A good example of Palmetto’s work was at a recent project in Pawleys Island where the firm moved in to crush the concrete from a condemned shopping center. Following its demolition, the pulverized concrete was used at the same site for a new Publix grocery store.

“Rather than going to the landfill and paying an astronomical tipping fee, we can crush the material for them at a fraction of the cost, which they can then incorporate back into their work and realize further savings,” Faulk said.

A Family Run Business

Palmetto Corp. was founded in 1987 as Palmetto Paving by Faulk’s uncle, Marshall Godwin. Marshall’s son (and Eric Faulk’s cousin), Shawn Godwin, is now president of the firm. In keeping with the family-run theme, Faulk’s father, Rusty, serves as company COO.

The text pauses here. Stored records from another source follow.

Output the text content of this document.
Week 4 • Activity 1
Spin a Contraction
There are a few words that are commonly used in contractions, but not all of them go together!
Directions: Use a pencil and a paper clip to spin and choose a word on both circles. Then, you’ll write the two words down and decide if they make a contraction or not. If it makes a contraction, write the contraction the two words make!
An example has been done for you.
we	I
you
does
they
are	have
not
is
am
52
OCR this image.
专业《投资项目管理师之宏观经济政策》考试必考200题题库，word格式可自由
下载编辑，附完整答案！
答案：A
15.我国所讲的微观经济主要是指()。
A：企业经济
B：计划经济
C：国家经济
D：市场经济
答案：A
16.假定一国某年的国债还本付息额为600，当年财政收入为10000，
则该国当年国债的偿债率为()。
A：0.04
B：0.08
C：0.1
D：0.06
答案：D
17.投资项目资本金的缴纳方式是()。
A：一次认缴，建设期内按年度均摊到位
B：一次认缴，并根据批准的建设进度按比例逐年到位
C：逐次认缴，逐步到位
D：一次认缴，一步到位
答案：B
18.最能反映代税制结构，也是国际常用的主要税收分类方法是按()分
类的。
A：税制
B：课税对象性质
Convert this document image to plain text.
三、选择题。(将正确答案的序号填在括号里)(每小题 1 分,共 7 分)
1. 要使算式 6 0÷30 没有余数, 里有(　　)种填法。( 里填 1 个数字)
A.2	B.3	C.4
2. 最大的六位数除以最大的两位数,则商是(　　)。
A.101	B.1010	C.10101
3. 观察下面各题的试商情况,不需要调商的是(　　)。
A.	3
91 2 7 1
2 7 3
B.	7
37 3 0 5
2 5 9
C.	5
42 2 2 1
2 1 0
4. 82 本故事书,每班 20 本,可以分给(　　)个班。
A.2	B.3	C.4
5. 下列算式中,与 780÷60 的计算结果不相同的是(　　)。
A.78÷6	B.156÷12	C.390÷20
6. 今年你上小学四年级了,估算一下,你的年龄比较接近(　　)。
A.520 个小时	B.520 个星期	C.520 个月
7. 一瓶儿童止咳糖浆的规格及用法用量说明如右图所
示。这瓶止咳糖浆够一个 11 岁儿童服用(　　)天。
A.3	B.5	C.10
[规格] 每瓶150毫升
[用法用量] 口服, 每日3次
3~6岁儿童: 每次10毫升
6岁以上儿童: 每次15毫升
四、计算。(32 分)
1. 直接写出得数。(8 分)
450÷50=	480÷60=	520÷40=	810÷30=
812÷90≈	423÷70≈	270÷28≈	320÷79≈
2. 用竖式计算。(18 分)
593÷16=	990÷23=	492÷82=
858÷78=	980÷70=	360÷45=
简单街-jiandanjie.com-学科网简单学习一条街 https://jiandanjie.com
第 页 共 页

Eric Faulk sees Palmetto’s expansion over the next half decade remaining steady due to the range of services the company offers customers and clients.

“I think the keys to this company’s growth in terms of size and reach has been outstanding workmanship, excellent service and continually moving into different markets, such as the concrete work and our CMRB [Cement Modified Recycled Base] and building divisions,” Faulk said. “We must continue to find creative ways to go in and address a need. Wherever the work dictates we go is where we will head.”